On March 25, 1981, the Administrator issued the two orders presently before us: by the first order, he dismissed the petitioners' February 27, 1981 Election of Jurisdiction as untimely filed and reaffirmed his order of January 14, 1981 declaring jurisdiction over this action to be with the APHC; by the second order, he notified the petitioners that, acting on the respondents' March 23, 1981 application for judgment, and as of that date, he had entered a Judgment of Non Pros in favor of the respondents. This appeal followed.

The respondents assert that the Administrator acted properly in assuming jurisdiction in the APHC by its order of January 14, 1981 since the petitioners

[ 70 Pa. Commw. Page 342]

    had been given the opportunity of choosing between the APHC and the court of common pleas as a forum and neglected to respond within the time required. As a corollary to this argument, the respondents contend that because the APHC had jurisdiction in the present case then both the Judgment of Non Pros and the dismissal of the petitioners' Election of Jurisdiction were proper. We disagree.
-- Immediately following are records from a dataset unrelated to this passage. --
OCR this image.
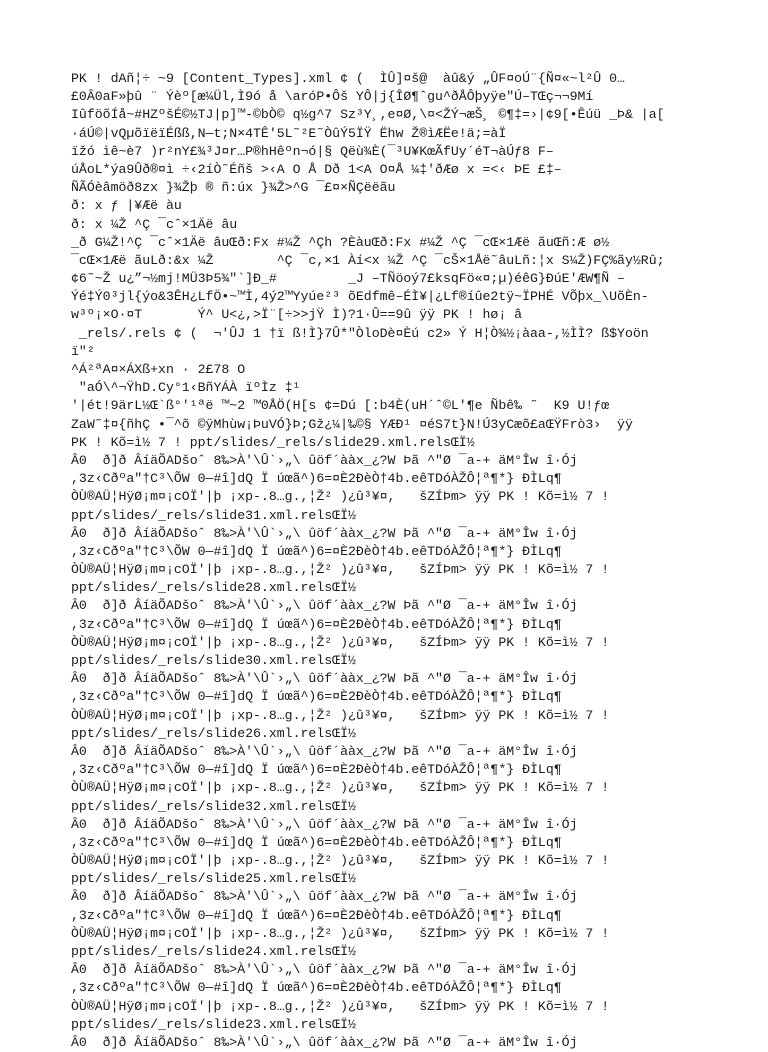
PK ! dAñ¦÷ ~9 [Content_Types].xml ¢ (  ÌÛ]¤š@  àû&ý „ÛF¤oÚ¨{Ñ¤«~l²Û 0…
£0Â0aF»þû ¨ Ýèº[æ¼Ül,Ì9ó å \aróP•Ôš YÔ|j{ÎØ¶ˆgu^ðÅÔþyÿe"Ú–TŒç¬¬9Mí
IûföõÍå~#HZºšÉ©½TJ|p]™-©bÒ© q½g^7 Sz³Y¸,e¤Ø,\¤<ŽÝ¬æŠ¸ ©¶‡=›|¢9[•Êúü _Þ& |a[
·áÚ©|vQµõïëïÉßß,N—t;N×4TÊ'5L˜²E˜ÒûÝ5ÏŸ Ëhw Ž®ìÆËe!ä;=àÏ
ïžó ìê~è7 )r²nY£¾³J¤r…P®hHêºn¬ó|§ Qëù¾È(¯³U¥KœÃfUy´éT¬àÚƒ8 F–
úÅoL*ýa9Ûð®¤ì ÷‹2íÒ˜Éñš >‹A O Å Dð 1<A O¤Å ¼‡'ðÆø x =<‹ ÞE £‡–
ÑÃÓèâmöð8zx }¾Žþ ® ñ:úx }¾Ž>^G ¯£¤×ÑÇëëãu
ð: x ƒ |¥Æë àu
ð: x ¼Ž ^Ç ¯cˆ×1Äë âu
_ð G¼Ž!^Ç ¯cˆ×1Äë âuŒð:Fx #¼Ž ^Çh ?ÈàuŒð:Fx #¼Ž ^Ç ¯cŒ×1Æë ãuŒñ:Æ ø½
¯cŒ×1Æë ãuLð:&x ¼Ž        ^Ç ¯c,×1 Àí<x ¼Ž ^Ç ¯cŠ×1Åë˜âuLñ:¦x S¼Ž)FÇ%ãy½Rû;
¢6˜~Ž u¿”¬½mj!MÜ3Þ5¾"`]Ð_#         _J –TÑöoý7£ksqFö«¤;µ)éêG}ÐúE'ÆW¶Ñ –
Ýé‡Ý0³jl{ýo&3ÊH¿LfÖ•~™Ì,4ý2™Yyúe²³ õEdfmê–ÉÌ¥|¿Lf®íûe2tÿ~ÏPHÉ VÕþx_\UõÈn-
w³º¡×O·¤T       Ý^ U<¿,>Ï¨[÷>>jŸ Ì)?1·Û==9û ÿÿ PK ! hø¡ â
_rels/.rels ¢ (  ¬'ÛJ 1 †ï ß!Ì}7Û*"ÒloDè¤Èú c2» Ý H¦Ò¾½¡àaa-,½ÌÌ? ß$Yoön
ï"²
^Á²ªA¤×ÁXß+xn · 2£78 O
"aÓ\^¬ŸhD.Cy°1‹BñYÁÀ ïºÌz ‡¹
'|ét!9ärL½Œ`ß°'¹ªë ™~2 ™0ÅÖ(H[s ¢=Dú [:b4È(uH´ˆ©L'¶e Ñbê‰ ˜  K9 U!ƒœ
ZaW˜‡¤{ñhÇ •¯^õ ©ÿMhùw¡ÞuVÓ}Þ;Gž¿¼|‰©§ YÆÐ¹ ¤éS7t}N!Ú3yCæõ£aŒŸFrò3›  ÿÿ
PK ! Kõ=ì½ 7 ! ppt/slides/_rels/slide29.xml.relsŒÏ½
Â0  ð]ð ÂíäÕADšoˆ 8‰>À'\Û`›„\ ûöf´ààx_¿?W Þã ^"Ø ¯a-+ äM°Îw î·Ój
,3z‹Cðºa"†C³\ÕW 0—#î]dQ Ï úœã^)6=¤È2ÐèÒ†4b.eêTDóÀŽÔ¦ª¶*} ÐÌLq¶
ÒÙ®AÜ¦HÿØ¡m¤¡cOÏ'|þ ¡xp-.8…g.,¦Ž² )¿û³¥¤,   šZÍÞm> ÿÿ PK ! Kõ=ì½ 7 !
ppt/slides/_rels/slide31.xml.relsŒÏ½
Â0  ð]ð ÂíäÕADšoˆ 8‰>À'\Û`›„\ ûöf´ààx_¿?W Þã ^"Ø ¯a-+ äM°Îw î·Ój
,3z‹Cðºa"†C³\ÕW 0—#î]dQ Ï úœã^)6=¤È2ÐèÒ†4b.eêTDóÀŽÔ¦ª¶*} ÐÌLq¶
ÒÙ®AÜ¦HÿØ¡m¤¡cOÏ'|þ ¡xp-.8…g.,¦Ž² )¿û³¥¤,   šZÍÞm> ÿÿ PK ! Kõ=ì½ 7 !
ppt/slides/_rels/slide28.xml.relsŒÏ½
Â0  ð]ð ÂíäÕADšoˆ 8‰>À'\Û`›„\ ûöf´ààx_¿?W Þã ^"Ø ¯a-+ äM°Îw î·Ój
,3z‹Cðºa"†C³\ÕW 0—#î]dQ Ï úœã^)6=¤È2ÐèÒ†4b.eêTDóÀŽÔ¦ª¶*} ÐÌLq¶
ÒÙ®AÜ¦HÿØ¡m¤¡cOÏ'|þ ¡xp-.8…g.,¦Ž² )¿û³¥¤,   šZÍÞm> ÿÿ PK ! Kõ=ì½ 7 !
ppt/slides/_rels/slide30.xml.relsŒÏ½
Â0  ð]ð ÂíäÕADšoˆ 8‰>À'\Û`›„\ ûöf´ààx_¿?W Þã ^"Ø ¯a-+ äM°Îw î·Ój
,3z‹Cðºa"†C³\ÕW 0—#î]dQ Ï úœã^)6=¤È2ÐèÒ†4b.eêTDóÀŽÔ¦ª¶*} ÐÌLq¶
ÒÙ®AÜ¦HÿØ¡m¤¡cOÏ'|þ ¡xp-.8…g.,¦Ž² )¿û³¥¤,   šZÍÞm> ÿÿ PK ! Kõ=ì½ 7 !
ppt/slides/_rels/slide26.xml.relsŒÏ½
Â0  ð]ð ÂíäÕADšoˆ 8‰>À'\Û`›„\ ûöf´ààx_¿?W Þã ^"Ø ¯a-+ äM°Îw î·Ój
,3z‹Cðºa"†C³\ÕW 0—#î]dQ Ï úœã^)6=¤È2ÐèÒ†4b.eêTDóÀŽÔ¦ª¶*} ÐÌLq¶
ÒÙ®AÜ¦HÿØ¡m¤¡cOÏ'|þ ¡xp-.8…g.,¦Ž² )¿û³¥¤,   šZÍÞm> ÿÿ PK ! Kõ=ì½ 7 !
ppt/slides/_rels/slide32.xml.relsŒÏ½
Â0  ð]ð ÂíäÕADšoˆ 8‰>À'\Û`›„\ ûöf´ààx_¿?W Þã ^"Ø ¯a-+ äM°Îw î·Ój
,3z‹Cðºa"†C³\ÕW 0—#î]dQ Ï úœã^)6=¤È2ÐèÒ†4b.eêTDóÀŽÔ¦ª¶*} ÐÌLq¶
ÒÙ®AÜ¦HÿØ¡m¤¡cOÏ'|þ ¡xp-.8…g.,¦Ž² )¿û³¥¤,   šZÍÞm> ÿÿ PK ! Kõ=ì½ 7 !
ppt/slides/_rels/slide25.xml.relsŒÏ½
Â0  ð]ð ÂíäÕADšoˆ 8‰>À'\Û`›„\ ûöf´ààx_¿?W Þã ^"Ø ¯a-+ äM°Îw î·Ój
,3z‹Cðºa"†C³\ÕW 0—#î]dQ Ï úœã^)6=¤È2ÐèÒ†4b.eêTDóÀŽÔ¦ª¶*} ÐÌLq¶
ÒÙ®AÜ¦HÿØ¡m¤¡cOÏ'|þ ¡xp-.8…g.,¦Ž² )¿û³¥¤,   šZÍÞm> ÿÿ PK ! Kõ=ì½ 7 !
ppt/slides/_rels/slide24.xml.relsŒÏ½
Â0  ð]ð ÂíäÕADšoˆ 8‰>À'\Û`›„\ ûöf´ààx_¿?W Þã ^"Ø ¯a-+ äM°Îw î·Ój
,3z‹Cðºa"†C³\ÕW 0—#î]dQ Ï úœã^)6=¤È2ÐèÒ†4b.eêTDóÀŽÔ¦ª¶*} ÐÌLq¶
ÒÙ®AÜ¦HÿØ¡m¤¡cOÏ'|þ ¡xp-.8…g.,¦Ž² )¿û³¥¤,   šZÍÞm> ÿÿ PK ! Kõ=ì½ 7 !
ppt/slides/_rels/slide23.xml.relsŒÏ½
Â0  ð]ð ÂíäÕADšoˆ 8‰>À'\Û`›„\ ûöf´ààx_¿?W Þã ^"Ø ¯a-+ äM°Îw î·Ój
The rejection of this medical malpractice claim without consideration of the merits offends the rule of Egan v. United Gas Improvement Co., 319 Pa. 17, 178 A. 683 (1935) and Pennsylvania Company for Insurance on Lives v. Harr, 320 Pa. 523, 183 A. 37 (1936) to the effect that a litigant does not elect one remedy, with the effect of foreclosing others, by merely instituting a suit, but that an irreversible election occurs only when he takes some positive, decisive, unequivocal elective act upon which his opponent reasonably relies to the opponent's detriment.

Here there was no unequivocal act of election by the petitioners and no detrimental reliance by the respondents. The petitioners' only act was initially to file their Notice Complaint with the APHC. The respondents entered defenses. There followed the mailed and published documents concerning Mattos. Neither the petitioners nor the respondents took any action to elect the jurisdiction of the APHC although the mailings and publications were addressed to both and told both to respond. The silent respondents now rely on the silence of the petitioners to justify the actions of the Administrator rejecting the petitioners' February 27, 1981 election of the court of common pleas as their forum and entering a Judgment of Non Pros on the basis of the respondents' praecipe filed some two weeks later.

The respondents not having been harmed, the petitioners cannot be held merely by filing their complaint

[ 70 Pa. Commw. Page 343]

    with the APHC to have irrevocably elected to pursue the cause there and cannot be presumed to have done so by merely failing to respond to a notice from the Administrator.

The respondents' additional arguments to the effect that the petitioners' appeal is either too early because they did not file a motion to strike or to open the Judgment of Non Pros or that it is too late because the petitioners should have appealed from the Administrator's order of January 14, 1981 assuming jurisdiction for failure of the parties to answer his request that they make an election of forums are without merit.

We will reverse the Administrator's orders of March 25, 1981, and remand the record with direction that the action be transferred to the Court of Common Pleas of Berks County.

Order

And Now, this 13th day of December, 1982, the orders of the Arbitration Panels for Health Care dated March 25, 1981, in the above captioned matter are reversed and the record is remanded with direction that the matter be transferred to the Court of Common Pleas of Berks County.

Disposition

Reversed and remanded for transfer to the Court of Common Pleas of Berks County.